Toussaint St. Negritude, queer Black poet and 2026 Visiting Teacher Naturalist

Visiting Teacher-Naturalist Program

Voices of the Forest with Toussaint St. Negritude

NBNC’s Spring 2026 Visiting Teacher-Naturalist Residency

Voices of the Forest is a free workshop series perfect for nature enthusiasts, poetry lovers, and anyone seeking fresh inspiration!

Toussaint St. Negritude is a former poet laureate of Belfast, Maine, and 2024 nominee for the poet laureateship of Vermont, self-taught bass clarinetist, Afrofuturist/Oro-shamanic poet, hat-maker, and more. Toussaint is the author of the recently published Mountain Spells (Rootstock Publishing, 2024). Mountain Spells is an intimate deep dive into how Toussaint — a “Black/queer/high-hat-wearing artist” — envisions the world through the lenses of spirituality, the liberation and expansion of the African diaspora, and nature as his home. Toussaint takes inspiration for his improvisational, freeform, and musical poetry from both jazz and the sounds of nature: “I listened to the birds, to the sky, what the leaves were telling me.”

Toussaint will facilitate a variety of workshops for youth and adults, as well as a session centering BIPoC and/or Queer participants. Each workshop will help participants connect with nature and find inspiration to express themselves through poetry and music while contemplating the existential questions and challenges we face as a community today, learning how to build a future together. We invite you to come share new experiences in nature, explore new ways to express yourself, and discover Toussaint’s vision for how community-building can lay the ground for collective liberation.

About the Visiting Teacher-Naturalist Program

Calling all teaching naturalists, ecologists, trackers, nature educators, outdoor accessibility advocates, and more!

Are you an educator or expert in a field related to nature connection? North Branch Nature Center (NBNC) is excited to welcome you and your work into our community for a week of teaching and learning through our Visiting Teacher-Naturalist (VTN) Program.

Powerful, personal experiences in nature are central to our goal of cultivating current and future generations of environmental stewards. We envision a world where people learn, teach, and play together in nature, supporting healthy, resilient communities and ecosystems.

The Visiting Teacher-Naturalist Program invites teachers and naturalists into that vision with us! This program is designed to spotlight the expertise, knowledge, and skills of Black, Indigenous, POC, rural, immigrant, disabled, and LGBTQIA+ individuals. This program is designed to help us find experts who can represent identities missing from our current staff, thus broadening the perspectives shared with the NBNC community.

Our next VTN will teach across several NBNC programs, such as Forest Preschool, our ECO partnership with local schools, and adult and community workshops, over the course of 4 – 6 days.

We will continue to accept proposals for this and future sessions on a rolling basis.

Past Visiting Teacher-Naturalists:

Additional Logistics about the VTN Program

Payment and Housing

Depending on the dates of the program, housing may be provided. Please let us know in your application if you would like to take advantage of housing so that we have time to make arrangements.

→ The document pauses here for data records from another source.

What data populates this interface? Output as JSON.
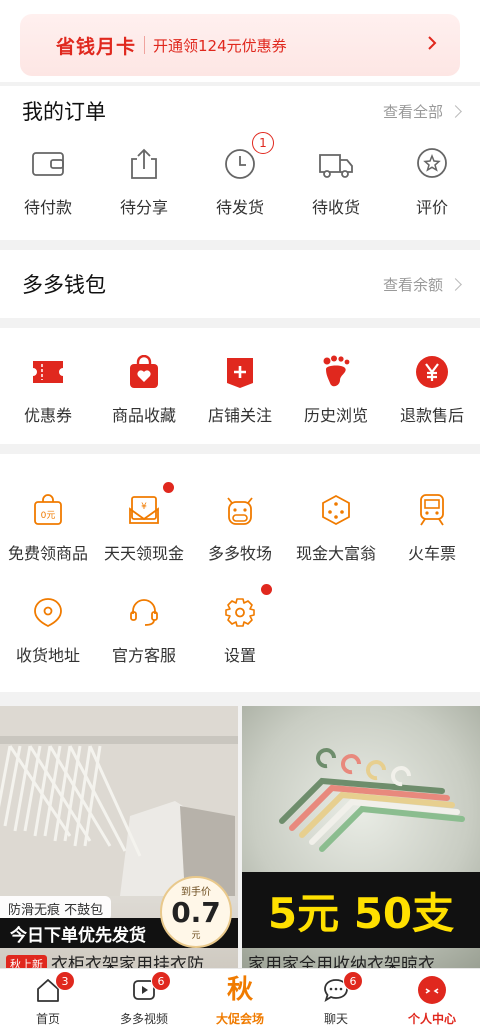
{
  "monthly_card": {
    "title": "省钱月卡",
    "subtitle": "开通领124元优惠券"
  },
  "orders": {
    "title": "我的订单",
    "link": "查看全部",
    "items": [
      {
        "label": "待付款",
        "icon": "wallet-icon"
      },
      {
        "label": "待分享",
        "icon": "share-icon"
      },
      {
        "label": "待发货",
        "icon": "clock-icon",
        "badge": "1"
      },
      {
        "label": "待收货",
        "icon": "truck-icon"
      },
      {
        "label": "评价",
        "icon": "star-bubble-icon"
      }
    ]
  },
  "wallet": {
    "title": "多多钱包",
    "link": "查看余额"
  },
  "quick": {
    "items": [
      {
        "label": "优惠券",
        "icon": "coupon-icon"
      },
      {
        "label": "商品收藏",
        "icon": "heart-bag-icon"
      },
      {
        "label": "店铺关注",
        "icon": "store-plus-icon"
      },
      {
        "label": "历史浏览",
        "icon": "footprint-icon"
      },
      {
        "label": "退款售后",
        "icon": "yen-circle-icon"
      }
    ]
  },
  "services": {
    "row1": [
      {
        "label": "免费领商品",
        "icon": "free-bag-icon"
      },
      {
        "label": "天天领现金",
        "icon": "cash-envelope-icon",
        "dot": true
      },
      {
        "label": "多多牧场",
        "icon": "cow-icon"
      },
      {
        "label": "现金大富翁",
        "icon": "dice-icon"
      },
      {
        "label": "火车票",
        "icon": "train-icon"
      }
    ],
    "row2": [
      {
        "label": "收货地址",
        "icon": "location-icon"
      },
      {
        "label": "官方客服",
        "icon": "headset-icon"
      },
      {
        "label": "设置",
        "icon": "gear-icon",
        "dot": true
      }
    ]
  },
  "products": [
    {
      "tag": "防滑无痕 不鼓包",
      "bar": "今日下单优先发货",
      "price_label": "到手价",
      "price": "0.7",
      "price_unit": "元",
      "new_tag": "秋上新",
      "title": "衣柜衣架家用挂衣防"
    },
    {
      "big_text": "5元 50支",
      "title": "家用家全用收纳衣架晾衣"
    }
  ],
  "tabbar": [
    {
      "label": "首页",
      "icon": "home-icon",
      "badge": "3"
    },
    {
      "label": "多多视频",
      "icon": "video-icon",
      "badge": "6"
    },
    {
      "label": "大促会场",
      "icon": "autumn-promo-icon",
      "glyph": "秋"
    },
    {
      "label": "聊天",
      "icon": "chat-icon",
      "badge": "6"
    },
    {
      "label": "个人中心",
      "icon": "profile-icon"
    }
  ],
  "colors": {
    "accent": "#e0281e",
    "orange": "#f07b00"
  }
}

Also included in the duration of your program is access to working and teaching space, access to the Nature Center land and existing materials, marketing support, and lunches on some program days.

Financial compensation will be a flat rate of $2,000 for 4 days, $2,500 for 5 days, or $3,000 for 6 days, aiming for approximately 8 hours of Visiting Teacher-Naturalist work per day. We expect a robust but sustainable number of hours of contact time with the public through these programs, including ~2 non-consecutive evening programs, 2 visits with existing NBNC youth programs, and at least 2 other public programs.

Application Instructions

Phase 1 – To apply, please send an email to luis@northbranchnaturecenter.org with a short description of who you are and your work in the field of nature connection, naturalist study, or adjacent topics! Please include a description of what you’d like to contribute to North Branch Nature Center programs, why you’d be excited to join us as a Visiting Teacher-Naturalist, and what support you would envision needing to be successful here. Our hope is to co-create this program together with you.

Phase 2 – Successful applicants will then be asked to submit additional materials, including references from a colleague and two former students or participants, as well as a sample of a project, lesson, or program that you would be interested in sharing with NBNC participants and staff.

Applicants are considered on a rolling basis. See above for current review periods.

Knowing that you love the earth changes you, activates you to defend and protect and celebrate. But when you feel that the earth loves you in return, that feeling transforms the relationship from a one-way street into a sacred bond.